TEMOIGNAGE. "Je n'ai plus peur de mourir, je suis déjà morte", une vie à Marseille dans une cité aux mains des gangs

Fatima vit depuis six ans dans une copropriété dégradée des quartiers nord de Marseille. Elle raconte son quotidien, rythmé par la peur et les violents affrontements entre gangs de trafiquants de drogue.

"Je n'ai plus peur de mourir. Parce que je suis déjà morte, même si mon corps n'est pas encore froid."

Si Fatima* souhaite témoigner, malgré la peur des représailles, c'est pour sortir ses enfants de l'enfer dans lequel vit sa famille. Un quotidien transformé en enfer par la présence de réseaux de trafiquants de drogue. "Je me suis battu avec eux, mon fils a été agressé", rapporte Fatima.

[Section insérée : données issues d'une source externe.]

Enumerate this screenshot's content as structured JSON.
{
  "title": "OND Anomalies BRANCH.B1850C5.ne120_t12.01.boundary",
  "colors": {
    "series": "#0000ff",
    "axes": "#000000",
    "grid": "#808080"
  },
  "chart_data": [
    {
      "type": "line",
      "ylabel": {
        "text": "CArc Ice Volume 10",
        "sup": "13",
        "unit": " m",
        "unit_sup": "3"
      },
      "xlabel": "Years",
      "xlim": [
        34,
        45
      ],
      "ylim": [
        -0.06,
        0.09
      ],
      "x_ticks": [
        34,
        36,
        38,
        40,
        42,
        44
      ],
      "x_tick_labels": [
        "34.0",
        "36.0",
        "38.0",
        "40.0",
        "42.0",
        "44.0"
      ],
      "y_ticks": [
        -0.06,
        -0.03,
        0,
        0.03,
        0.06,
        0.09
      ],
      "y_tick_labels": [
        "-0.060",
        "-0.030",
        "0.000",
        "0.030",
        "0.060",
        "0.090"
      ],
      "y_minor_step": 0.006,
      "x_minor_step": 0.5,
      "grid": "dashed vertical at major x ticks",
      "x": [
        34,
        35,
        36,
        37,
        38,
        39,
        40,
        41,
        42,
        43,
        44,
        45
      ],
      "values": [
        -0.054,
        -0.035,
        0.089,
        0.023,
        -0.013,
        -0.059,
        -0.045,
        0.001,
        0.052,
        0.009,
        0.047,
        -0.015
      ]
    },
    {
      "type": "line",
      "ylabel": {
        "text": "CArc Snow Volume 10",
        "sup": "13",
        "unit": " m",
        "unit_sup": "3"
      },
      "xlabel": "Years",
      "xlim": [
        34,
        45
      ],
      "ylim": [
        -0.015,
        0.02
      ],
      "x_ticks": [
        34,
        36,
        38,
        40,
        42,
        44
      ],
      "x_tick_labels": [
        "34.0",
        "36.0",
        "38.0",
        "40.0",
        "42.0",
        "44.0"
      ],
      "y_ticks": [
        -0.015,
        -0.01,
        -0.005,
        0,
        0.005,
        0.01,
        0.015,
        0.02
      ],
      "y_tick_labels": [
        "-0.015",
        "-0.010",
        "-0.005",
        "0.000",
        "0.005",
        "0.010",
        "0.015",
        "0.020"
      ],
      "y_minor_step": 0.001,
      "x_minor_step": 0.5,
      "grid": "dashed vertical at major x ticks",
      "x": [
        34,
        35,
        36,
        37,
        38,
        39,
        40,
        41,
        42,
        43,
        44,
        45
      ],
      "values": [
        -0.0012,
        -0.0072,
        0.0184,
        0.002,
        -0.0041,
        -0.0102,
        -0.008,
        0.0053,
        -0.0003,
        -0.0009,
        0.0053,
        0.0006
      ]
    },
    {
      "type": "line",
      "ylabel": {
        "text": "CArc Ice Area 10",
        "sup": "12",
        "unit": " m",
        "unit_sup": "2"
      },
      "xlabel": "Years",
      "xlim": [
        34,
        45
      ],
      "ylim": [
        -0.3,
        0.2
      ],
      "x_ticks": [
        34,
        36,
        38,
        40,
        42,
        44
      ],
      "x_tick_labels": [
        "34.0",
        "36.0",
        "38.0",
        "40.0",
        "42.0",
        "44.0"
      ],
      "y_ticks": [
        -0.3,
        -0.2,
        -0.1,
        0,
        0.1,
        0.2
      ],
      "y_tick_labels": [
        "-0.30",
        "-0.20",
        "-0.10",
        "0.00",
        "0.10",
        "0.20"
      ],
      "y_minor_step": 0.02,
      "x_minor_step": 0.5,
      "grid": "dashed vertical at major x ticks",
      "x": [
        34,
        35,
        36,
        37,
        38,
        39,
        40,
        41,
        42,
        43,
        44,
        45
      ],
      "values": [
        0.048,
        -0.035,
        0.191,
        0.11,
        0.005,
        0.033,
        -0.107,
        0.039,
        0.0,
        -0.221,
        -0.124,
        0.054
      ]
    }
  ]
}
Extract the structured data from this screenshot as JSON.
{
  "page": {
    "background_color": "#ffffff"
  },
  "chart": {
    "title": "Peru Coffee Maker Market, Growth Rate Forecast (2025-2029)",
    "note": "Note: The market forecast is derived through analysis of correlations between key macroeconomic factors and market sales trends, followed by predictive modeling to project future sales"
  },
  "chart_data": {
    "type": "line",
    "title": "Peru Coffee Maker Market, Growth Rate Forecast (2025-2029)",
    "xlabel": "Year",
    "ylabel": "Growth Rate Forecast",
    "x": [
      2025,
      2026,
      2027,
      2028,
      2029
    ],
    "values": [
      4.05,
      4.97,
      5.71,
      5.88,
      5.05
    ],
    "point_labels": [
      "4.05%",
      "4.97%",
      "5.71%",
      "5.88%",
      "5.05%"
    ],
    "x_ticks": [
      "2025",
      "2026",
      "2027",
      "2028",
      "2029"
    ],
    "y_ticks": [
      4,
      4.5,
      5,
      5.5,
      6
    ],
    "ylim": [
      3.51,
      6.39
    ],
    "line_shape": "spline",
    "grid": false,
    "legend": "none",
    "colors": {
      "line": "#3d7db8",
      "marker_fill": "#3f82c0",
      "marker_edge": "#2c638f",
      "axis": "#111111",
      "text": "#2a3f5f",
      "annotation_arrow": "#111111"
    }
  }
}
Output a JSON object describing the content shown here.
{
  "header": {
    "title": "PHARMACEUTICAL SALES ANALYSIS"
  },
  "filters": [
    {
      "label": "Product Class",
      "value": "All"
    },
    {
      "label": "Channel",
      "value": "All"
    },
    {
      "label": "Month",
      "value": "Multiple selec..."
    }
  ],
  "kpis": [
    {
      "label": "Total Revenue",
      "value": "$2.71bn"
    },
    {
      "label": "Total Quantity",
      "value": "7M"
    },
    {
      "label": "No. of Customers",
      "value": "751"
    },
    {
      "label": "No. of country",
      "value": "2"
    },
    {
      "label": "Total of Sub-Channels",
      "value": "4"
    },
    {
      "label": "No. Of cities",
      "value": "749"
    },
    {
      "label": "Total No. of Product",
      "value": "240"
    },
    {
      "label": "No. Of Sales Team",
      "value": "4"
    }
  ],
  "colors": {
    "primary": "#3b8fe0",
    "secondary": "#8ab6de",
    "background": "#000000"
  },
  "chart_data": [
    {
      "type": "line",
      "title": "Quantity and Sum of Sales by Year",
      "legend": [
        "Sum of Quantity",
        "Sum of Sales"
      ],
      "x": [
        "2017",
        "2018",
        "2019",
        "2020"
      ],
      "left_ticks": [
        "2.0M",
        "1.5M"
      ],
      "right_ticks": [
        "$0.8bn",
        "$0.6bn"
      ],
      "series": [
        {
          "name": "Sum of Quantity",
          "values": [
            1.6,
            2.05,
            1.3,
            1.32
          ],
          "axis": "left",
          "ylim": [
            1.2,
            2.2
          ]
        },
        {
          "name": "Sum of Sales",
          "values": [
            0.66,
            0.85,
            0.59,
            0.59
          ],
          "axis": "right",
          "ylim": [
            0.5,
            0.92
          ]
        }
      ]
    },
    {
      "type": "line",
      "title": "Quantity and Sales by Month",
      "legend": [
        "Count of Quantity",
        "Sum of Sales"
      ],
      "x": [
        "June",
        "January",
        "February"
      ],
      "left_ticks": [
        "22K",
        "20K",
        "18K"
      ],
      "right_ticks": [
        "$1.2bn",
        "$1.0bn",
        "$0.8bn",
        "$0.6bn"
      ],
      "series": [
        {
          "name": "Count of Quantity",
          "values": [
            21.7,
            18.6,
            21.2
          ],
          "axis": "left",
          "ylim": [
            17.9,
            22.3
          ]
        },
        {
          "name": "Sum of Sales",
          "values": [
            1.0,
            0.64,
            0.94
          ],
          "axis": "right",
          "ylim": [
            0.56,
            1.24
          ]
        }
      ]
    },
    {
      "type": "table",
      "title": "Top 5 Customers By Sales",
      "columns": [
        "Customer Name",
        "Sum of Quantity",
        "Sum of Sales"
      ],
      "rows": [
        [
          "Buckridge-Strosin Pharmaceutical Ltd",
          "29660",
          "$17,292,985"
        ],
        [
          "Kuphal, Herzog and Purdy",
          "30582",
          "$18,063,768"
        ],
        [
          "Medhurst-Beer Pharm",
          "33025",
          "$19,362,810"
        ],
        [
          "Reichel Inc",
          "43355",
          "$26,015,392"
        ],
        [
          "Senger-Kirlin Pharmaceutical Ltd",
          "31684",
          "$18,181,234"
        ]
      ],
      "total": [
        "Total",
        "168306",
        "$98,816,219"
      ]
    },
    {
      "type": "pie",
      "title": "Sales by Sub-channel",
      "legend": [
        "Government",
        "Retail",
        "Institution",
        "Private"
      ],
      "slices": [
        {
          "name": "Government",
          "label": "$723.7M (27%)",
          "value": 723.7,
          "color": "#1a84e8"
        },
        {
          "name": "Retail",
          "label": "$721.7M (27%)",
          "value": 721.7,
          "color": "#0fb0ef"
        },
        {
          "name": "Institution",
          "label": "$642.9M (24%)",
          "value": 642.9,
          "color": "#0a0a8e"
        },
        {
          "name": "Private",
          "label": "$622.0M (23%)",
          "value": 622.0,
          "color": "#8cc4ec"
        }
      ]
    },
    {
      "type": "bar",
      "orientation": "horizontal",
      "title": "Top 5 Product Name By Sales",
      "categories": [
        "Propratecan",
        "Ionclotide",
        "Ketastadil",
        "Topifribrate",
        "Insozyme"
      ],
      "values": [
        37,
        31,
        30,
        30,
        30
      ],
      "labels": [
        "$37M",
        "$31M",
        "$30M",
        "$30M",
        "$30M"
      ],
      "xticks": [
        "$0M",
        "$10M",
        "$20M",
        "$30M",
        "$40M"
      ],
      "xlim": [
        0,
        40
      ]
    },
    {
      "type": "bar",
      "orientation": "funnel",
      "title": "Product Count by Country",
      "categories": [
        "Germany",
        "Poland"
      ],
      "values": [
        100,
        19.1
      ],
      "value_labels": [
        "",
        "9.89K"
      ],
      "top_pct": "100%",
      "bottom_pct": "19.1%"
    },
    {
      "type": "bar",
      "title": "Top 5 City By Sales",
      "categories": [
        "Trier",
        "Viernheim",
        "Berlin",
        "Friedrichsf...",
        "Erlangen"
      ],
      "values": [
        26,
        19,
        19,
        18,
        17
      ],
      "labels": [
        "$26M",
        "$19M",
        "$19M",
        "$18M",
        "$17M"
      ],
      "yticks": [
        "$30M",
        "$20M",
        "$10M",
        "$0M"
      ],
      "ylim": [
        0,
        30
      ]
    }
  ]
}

La famille s'est installée au Mail, tout en haut du bâtiment A, en 2016. "Je vivais à Marseille, à la Busserine depuis plus de 20 ans. Mais j'ai accouché d'un enfant grand prématuré, notre appartement était devenu trop petit."

Au début son nouvel environnement lui plaît. Mais peu à peu, l'insalubrité gagne le logement de la famille. "Le bâtiment est laissé à l'abandon", déplore Fatima.

"Il y a les rats, les cafards, les seringues… Les deux ascenseurs de la tour ne marchent plus. Pour rentrer chez nous, on prend les escaliers. On a des courbatures. Parfois les enfants ne vont pas à l'école. Les personnes âgées ou handicapées ne peuvent pas sortir."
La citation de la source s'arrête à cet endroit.